FORMER Speaker Feliciano Belmonte Jr. said Tuesday he is seeking to increase the allowed campaign expenditures of candidates and political parties to realistic amounts “to accurately reflect” the cost of goods and services.
Belmonte, vice chairman of the Liberal Party, filed House Bill 15 following the failure of the LP and presidential candidate Manuel Roxas II to submit on time their Statement of Contributions and Expenditures in the last national elections.
“With these amendments in place, the law will accurately reflect the current economic landscape and allow candidates to pay the full and fair price of the goods and services they wish to engage,” Belmonte said, adding that his proposal seeks to amend Section 13 of Republic Act 7166.
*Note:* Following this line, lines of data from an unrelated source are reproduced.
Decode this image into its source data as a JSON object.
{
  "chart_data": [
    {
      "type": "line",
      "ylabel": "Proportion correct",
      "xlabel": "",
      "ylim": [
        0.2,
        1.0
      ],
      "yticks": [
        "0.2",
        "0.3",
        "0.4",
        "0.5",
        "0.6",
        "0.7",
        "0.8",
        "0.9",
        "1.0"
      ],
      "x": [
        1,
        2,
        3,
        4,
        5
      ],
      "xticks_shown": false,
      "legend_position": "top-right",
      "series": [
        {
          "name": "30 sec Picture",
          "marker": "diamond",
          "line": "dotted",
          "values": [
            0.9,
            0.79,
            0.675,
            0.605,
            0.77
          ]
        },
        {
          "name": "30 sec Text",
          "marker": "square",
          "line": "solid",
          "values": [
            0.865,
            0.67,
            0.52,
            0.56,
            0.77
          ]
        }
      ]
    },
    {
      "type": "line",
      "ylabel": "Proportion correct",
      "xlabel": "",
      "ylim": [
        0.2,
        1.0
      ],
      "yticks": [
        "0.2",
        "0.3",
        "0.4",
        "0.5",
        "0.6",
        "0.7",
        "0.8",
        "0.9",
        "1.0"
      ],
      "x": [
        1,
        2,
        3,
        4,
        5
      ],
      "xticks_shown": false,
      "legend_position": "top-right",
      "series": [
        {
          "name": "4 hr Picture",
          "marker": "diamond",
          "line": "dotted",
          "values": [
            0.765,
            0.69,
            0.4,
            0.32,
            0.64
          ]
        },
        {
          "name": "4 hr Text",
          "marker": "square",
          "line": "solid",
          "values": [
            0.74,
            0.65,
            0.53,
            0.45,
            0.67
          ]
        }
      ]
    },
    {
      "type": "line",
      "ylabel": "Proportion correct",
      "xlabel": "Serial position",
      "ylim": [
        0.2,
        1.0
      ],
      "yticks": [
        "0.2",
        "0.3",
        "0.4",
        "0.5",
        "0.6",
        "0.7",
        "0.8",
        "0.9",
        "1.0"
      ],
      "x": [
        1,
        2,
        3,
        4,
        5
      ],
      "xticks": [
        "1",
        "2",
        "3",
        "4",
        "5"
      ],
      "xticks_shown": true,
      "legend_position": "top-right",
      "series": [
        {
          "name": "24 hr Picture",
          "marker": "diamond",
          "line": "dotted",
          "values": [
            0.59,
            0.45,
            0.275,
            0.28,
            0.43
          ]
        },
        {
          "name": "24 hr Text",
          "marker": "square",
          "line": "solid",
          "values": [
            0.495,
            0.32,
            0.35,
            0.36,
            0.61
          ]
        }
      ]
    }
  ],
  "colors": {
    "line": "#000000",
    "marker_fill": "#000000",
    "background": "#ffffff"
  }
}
Belmonte said the amendments would also allow candidates to maximize their resources to effectively communicate their platforms and ideas to a greater number of their constituents, which could translate into a voting public that was more active, intelligent, and aware.
Belmonte noted in his bill that the Omnibus Election Code of the Philippines allows candidates to spend an aggregate amount not exceeding P1.50 for every voter registered in the constituency where he filed his candidacy.
He said RA 7166 was enacted in 1991, amending the provisions of the Omnibus Election Code and increased the allowed expenditures for candidates and political parties.
“Candidates are allowed to spend P3.00 for every voter currently registered in the constituency where he filed his Certificate of Candidacy, and candidates without any political party, and without support from any political party, are allowed to spend P5.00 for every such voter,” Belmonte said.
The candidates for president and vice president are allowed a larger sum of P10.00, while political parties are allowed P5.00 for every voter currently registered in the constituency or constituencies where they have official candidates.
“Twenty-five years later, these figures have yet to be updated to reflect inflation and the eroded purchasing power of the Philippine peso,” Belmonte said.
“The limitations also hinder candidates from launching campaigns that could reach even the most remote of places in the country for fear of running afoul of the law.”
Under the measure, all candidates would be authorized to spend P50.00 and P30.00 for political parties for every voter currently registered in the constituency or constituencies where they have official candidates.